Salah satu pos yang dapat dimanfaatkan adalah anggaran untuk infrastruktur, baik di daerah maupun pusat. Pembangunan yang bersifat tidak penting sebaiknya segera dialihkan untuk PHS. Rizal mengatakan, PHS yang optimum menjadi urgent dalam situasi pandemi Covid-19.

Kebijakan tersebut diiringi dengan insentif untuk menjaga konsumsi masyarakat dan stimulus produksi industri. Diketahui, kedua aspek ini menghadapi tekanan besar dengan penurunan aktivitas ekonomi akibat kebijakan social distancing dan working from home sekarang.

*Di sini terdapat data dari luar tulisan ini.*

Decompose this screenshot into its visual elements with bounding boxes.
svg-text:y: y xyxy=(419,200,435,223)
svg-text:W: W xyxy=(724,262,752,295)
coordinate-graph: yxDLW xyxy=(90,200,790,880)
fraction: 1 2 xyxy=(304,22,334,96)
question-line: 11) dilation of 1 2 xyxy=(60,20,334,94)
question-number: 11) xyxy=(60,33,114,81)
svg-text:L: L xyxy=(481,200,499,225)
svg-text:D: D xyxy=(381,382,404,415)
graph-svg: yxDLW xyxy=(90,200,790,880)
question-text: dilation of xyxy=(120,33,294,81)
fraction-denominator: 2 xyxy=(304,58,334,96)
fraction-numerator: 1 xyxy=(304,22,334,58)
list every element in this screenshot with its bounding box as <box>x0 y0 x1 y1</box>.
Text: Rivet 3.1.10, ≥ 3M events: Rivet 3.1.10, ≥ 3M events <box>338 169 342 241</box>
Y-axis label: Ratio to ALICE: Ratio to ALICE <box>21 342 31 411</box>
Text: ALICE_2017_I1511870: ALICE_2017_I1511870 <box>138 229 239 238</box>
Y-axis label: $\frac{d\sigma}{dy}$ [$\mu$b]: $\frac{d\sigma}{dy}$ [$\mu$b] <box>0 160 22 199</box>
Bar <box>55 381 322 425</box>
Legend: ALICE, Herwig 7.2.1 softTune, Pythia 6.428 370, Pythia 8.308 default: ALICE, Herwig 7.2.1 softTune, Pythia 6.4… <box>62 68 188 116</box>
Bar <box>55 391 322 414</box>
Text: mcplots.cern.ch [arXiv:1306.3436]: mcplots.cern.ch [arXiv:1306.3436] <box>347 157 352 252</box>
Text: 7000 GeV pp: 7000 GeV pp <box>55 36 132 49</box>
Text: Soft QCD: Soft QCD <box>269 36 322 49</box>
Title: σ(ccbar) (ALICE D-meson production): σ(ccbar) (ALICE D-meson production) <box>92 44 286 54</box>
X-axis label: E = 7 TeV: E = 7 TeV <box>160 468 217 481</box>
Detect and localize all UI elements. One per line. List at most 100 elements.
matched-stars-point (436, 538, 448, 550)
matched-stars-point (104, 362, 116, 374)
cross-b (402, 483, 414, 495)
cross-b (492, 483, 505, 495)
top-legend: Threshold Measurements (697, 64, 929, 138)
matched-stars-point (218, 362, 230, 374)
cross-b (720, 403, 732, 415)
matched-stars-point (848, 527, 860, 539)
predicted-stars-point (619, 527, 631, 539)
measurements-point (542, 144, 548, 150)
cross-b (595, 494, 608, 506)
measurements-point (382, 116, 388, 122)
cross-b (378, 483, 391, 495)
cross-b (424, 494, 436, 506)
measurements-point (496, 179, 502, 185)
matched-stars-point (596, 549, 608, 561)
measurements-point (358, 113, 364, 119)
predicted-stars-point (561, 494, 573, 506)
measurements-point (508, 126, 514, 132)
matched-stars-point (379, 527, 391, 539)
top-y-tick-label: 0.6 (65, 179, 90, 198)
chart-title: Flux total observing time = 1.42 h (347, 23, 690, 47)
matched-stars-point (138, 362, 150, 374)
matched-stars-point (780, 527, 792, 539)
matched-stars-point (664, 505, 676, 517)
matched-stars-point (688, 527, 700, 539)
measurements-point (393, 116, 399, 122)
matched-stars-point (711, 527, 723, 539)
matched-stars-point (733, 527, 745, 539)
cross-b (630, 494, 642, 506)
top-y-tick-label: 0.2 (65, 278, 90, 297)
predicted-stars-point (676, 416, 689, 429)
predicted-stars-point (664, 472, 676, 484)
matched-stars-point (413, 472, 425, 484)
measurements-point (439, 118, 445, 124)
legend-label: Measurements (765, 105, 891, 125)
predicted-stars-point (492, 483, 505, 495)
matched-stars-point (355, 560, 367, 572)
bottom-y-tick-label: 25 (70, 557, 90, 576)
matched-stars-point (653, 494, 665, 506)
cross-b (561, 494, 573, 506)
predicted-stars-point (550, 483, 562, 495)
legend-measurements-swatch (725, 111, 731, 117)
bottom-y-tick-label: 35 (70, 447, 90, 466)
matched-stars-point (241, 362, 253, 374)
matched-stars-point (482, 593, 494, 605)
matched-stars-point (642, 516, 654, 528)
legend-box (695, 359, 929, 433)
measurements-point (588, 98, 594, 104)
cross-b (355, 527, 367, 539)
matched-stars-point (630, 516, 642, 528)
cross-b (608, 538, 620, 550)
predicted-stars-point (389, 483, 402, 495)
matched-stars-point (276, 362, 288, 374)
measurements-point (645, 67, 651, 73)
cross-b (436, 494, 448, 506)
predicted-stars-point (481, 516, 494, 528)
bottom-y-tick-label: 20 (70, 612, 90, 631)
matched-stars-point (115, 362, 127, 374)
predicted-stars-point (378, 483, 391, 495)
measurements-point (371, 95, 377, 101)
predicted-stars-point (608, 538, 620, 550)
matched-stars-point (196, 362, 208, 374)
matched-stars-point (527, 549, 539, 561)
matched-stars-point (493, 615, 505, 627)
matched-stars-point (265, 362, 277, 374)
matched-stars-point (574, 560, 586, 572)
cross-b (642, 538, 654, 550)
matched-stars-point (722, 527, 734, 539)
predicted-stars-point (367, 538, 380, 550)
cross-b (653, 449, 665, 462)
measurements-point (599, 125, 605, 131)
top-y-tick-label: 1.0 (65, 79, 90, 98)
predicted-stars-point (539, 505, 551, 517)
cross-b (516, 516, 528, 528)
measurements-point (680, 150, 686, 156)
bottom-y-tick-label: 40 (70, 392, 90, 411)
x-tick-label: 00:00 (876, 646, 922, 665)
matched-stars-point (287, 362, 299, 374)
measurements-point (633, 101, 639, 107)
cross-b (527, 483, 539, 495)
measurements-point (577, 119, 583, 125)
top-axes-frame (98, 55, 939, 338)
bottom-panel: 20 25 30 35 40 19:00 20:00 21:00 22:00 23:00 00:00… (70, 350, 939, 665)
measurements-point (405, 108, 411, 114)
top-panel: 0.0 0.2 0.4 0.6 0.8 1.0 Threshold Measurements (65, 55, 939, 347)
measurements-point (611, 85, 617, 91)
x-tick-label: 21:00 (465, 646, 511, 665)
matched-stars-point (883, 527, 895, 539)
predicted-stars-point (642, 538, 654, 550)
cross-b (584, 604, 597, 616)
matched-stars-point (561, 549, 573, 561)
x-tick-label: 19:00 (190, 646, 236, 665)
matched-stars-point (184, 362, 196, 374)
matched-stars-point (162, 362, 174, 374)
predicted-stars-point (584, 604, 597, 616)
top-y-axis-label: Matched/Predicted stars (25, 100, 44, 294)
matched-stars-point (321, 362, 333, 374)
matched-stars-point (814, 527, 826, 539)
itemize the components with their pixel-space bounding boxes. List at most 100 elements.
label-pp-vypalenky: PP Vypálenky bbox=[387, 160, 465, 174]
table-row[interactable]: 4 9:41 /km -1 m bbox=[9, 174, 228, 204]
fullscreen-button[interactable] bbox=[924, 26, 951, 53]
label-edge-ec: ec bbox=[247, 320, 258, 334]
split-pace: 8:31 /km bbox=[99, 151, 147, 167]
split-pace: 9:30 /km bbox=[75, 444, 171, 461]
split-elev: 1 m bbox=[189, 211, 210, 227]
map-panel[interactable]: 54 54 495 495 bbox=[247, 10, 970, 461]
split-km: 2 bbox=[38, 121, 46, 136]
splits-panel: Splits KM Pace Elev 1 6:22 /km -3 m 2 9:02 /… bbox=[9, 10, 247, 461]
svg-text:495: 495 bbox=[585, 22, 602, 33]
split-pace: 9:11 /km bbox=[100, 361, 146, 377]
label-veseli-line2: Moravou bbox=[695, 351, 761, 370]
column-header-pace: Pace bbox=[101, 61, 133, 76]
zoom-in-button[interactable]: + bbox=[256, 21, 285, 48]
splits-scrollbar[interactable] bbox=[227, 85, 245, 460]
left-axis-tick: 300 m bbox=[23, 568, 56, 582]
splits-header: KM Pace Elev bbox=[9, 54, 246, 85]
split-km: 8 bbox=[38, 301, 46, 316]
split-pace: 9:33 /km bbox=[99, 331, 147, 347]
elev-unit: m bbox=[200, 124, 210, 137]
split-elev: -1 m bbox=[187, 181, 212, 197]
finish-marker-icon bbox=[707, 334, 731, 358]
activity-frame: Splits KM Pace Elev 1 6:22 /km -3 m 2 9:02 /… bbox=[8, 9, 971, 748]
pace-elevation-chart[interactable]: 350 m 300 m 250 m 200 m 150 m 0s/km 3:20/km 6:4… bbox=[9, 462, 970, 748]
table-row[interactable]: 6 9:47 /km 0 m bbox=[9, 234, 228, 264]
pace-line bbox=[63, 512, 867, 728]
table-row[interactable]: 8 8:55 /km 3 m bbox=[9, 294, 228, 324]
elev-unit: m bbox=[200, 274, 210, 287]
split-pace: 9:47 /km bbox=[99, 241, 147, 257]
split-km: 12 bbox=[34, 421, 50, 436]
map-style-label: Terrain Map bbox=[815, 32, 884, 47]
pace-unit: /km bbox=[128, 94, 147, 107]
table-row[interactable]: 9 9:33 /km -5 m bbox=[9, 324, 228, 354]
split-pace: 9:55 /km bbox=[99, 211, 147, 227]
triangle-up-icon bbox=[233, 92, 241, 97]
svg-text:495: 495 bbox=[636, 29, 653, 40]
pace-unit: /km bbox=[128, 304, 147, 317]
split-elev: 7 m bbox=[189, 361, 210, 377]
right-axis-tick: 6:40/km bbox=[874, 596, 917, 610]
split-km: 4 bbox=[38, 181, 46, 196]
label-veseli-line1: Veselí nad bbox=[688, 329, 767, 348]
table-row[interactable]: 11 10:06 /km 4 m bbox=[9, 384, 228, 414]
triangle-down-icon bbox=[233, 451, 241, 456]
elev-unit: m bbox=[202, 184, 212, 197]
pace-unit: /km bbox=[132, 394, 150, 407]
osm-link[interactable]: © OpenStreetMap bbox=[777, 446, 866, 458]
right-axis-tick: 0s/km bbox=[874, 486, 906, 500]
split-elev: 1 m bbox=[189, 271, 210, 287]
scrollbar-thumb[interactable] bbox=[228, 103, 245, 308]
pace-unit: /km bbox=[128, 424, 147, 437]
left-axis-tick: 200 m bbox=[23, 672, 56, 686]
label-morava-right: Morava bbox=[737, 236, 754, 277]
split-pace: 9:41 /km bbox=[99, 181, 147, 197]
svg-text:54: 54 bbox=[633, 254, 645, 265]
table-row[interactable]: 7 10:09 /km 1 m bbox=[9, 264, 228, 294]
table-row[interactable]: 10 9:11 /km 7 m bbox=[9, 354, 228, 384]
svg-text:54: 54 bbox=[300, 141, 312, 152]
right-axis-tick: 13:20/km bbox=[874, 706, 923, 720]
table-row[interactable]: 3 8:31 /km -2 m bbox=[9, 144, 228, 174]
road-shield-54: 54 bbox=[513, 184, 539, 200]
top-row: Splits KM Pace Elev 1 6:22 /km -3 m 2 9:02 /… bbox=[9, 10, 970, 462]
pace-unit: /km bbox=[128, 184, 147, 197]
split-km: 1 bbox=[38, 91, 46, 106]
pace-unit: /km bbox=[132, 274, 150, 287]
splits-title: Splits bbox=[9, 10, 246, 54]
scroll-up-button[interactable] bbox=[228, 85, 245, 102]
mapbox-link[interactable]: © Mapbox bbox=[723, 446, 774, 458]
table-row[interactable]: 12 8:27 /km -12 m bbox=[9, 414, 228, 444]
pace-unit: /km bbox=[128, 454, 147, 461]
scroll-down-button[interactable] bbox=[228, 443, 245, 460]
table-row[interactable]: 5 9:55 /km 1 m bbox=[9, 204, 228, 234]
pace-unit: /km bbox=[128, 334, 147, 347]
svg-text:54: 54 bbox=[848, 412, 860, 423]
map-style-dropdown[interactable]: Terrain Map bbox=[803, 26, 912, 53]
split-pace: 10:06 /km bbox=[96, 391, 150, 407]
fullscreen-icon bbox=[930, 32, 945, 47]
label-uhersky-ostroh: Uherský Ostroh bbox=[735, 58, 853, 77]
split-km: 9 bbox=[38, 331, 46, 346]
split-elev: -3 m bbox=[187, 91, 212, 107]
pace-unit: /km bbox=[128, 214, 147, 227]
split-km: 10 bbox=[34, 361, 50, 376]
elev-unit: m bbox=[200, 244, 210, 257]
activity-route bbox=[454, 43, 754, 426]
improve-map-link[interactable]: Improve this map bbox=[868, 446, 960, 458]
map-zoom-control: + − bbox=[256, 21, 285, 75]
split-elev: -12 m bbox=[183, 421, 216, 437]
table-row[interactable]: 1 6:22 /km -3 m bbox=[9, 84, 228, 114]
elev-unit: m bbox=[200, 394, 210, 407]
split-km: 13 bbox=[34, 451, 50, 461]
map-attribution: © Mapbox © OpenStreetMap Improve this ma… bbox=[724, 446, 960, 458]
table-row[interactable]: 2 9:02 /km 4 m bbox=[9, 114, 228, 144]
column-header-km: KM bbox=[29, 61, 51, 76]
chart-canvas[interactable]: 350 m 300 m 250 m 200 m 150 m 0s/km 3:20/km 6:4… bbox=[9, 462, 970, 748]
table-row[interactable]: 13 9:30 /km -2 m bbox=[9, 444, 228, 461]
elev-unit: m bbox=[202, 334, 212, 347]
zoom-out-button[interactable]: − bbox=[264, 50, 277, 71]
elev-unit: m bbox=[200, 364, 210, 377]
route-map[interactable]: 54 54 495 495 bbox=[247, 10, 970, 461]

Rizal mengakui, pemerintah masih cenderung lambat untuk menahan wabah Covid-19, sehingga kodnisinya jauh lebih berat. Idealnya, sejak Desember atau awal tahun, pemerintah sudah menyiapkan berbagai skenario kebijakan dan dampak risiko secara minimal.

"Tapi, awal Maret baru mulai, bahkan kebijakan yang dilakukan sangat paradoks," tuturnya.

Rizal memberikan contoh, kebijakan pemerintah untuk membuka keran sektor pariwisata sebesar-besarnya bagi wisatawan nusantara dan wisatawan mancanegara. Kebijakan ini justru membuat penyebaran Covid-19 semakin sulit dibendung. Selain itu, berbagai kebijakan lain yang tidak antisipatif, terutama dari sisi pasokan.

Tapi, situasi ini dapat diperbaiki apabila pemerintah melakukan refocusing dan realokasi anggaran ke PHS, kebutuhan masyarakat serta industri secara signifikan. "Jika kebijakan ekonomi saat ini yang diambil tidak tepat, tentu resikonya bisa seperti tahun 1998,"  ujar Rizal.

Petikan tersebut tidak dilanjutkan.